Electrical Engineering

Major Professor

J. Reece Roth

Committee Members

Leon Tolbert, Mostafa Howlader


The aerodynamic applications of plasma science is a field of growing interest. Investigations using various approaches have been initiated by several research groups that are designed to manipulate the aerodynamic boundary layer and to re-attach the flow to airfoils. EHD (ElectroHydroDynamic) flow control has proven at least as effective as other methods of boundary layer flow control. In the EHD approach, glow discharge plasma actuators are placed on the wings and fuselage of the aircraft, or on the turbine blades in the engine, to influence the boundary layer flow. This thesis is concerned with plasma actuators based on the OAUGDP ® (One Atmosphere Uniform Glow Discharge Plasma). An actuator consists of two conducting electrodes separated by a dielectric plate. When a sufficiently high RF voltage is supplied to the electrodes, the surrounding air ionizes and forms plasma in regions in which the electric field is above approximately 10 kV/cm.
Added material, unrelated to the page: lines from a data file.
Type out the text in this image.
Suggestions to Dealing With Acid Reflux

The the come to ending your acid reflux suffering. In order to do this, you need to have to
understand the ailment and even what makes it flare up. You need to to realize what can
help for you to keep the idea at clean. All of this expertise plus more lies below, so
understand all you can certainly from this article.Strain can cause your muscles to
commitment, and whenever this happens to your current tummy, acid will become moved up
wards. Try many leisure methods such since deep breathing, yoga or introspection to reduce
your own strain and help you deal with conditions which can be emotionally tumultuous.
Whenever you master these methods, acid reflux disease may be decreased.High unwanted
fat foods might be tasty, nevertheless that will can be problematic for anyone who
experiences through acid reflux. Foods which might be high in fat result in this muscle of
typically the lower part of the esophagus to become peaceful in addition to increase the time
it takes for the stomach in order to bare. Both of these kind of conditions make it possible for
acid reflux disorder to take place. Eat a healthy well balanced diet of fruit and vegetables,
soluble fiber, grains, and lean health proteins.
The ionized air, in the presence of an electric field gradient, produces a body force on the neutral gas flow.

This work is concerned with two EHD effects: paraelectric flow acceleration and peristaltic flow acceleration. In the paraelectric mode, electric field gradients act on the net charge density of plasma, and the plasma drags the neutral gas along with it due to ion-neutral and electron-neutral Lorentzian collisions. In the peristaltic mode, successive actuators are energized with the same voltage, but increasing phase angles. The first part of this thesis describes experiments at the NASA Langley Research Center, Hampton, VA in the 7 x 11 Inch Low Speed Wind Tunnel in which Pitot tube velocity profile measurements and smoke flow visualization tests were conducted.

The second part of this thesis describes the development of a low cost power supply to energize OAUGDP ® plasma actuators. The power supply consists of automotive ignition coil transformers, audio amplifiers, and a DC battery. Using this power supply, plasma actuators were energized at voltages up to 8 kV, and at frequencies between 0.5 and 8 kHz. This thesis also presents illustrative paraelectric flow acceleration data obtained using the low-cost power supply.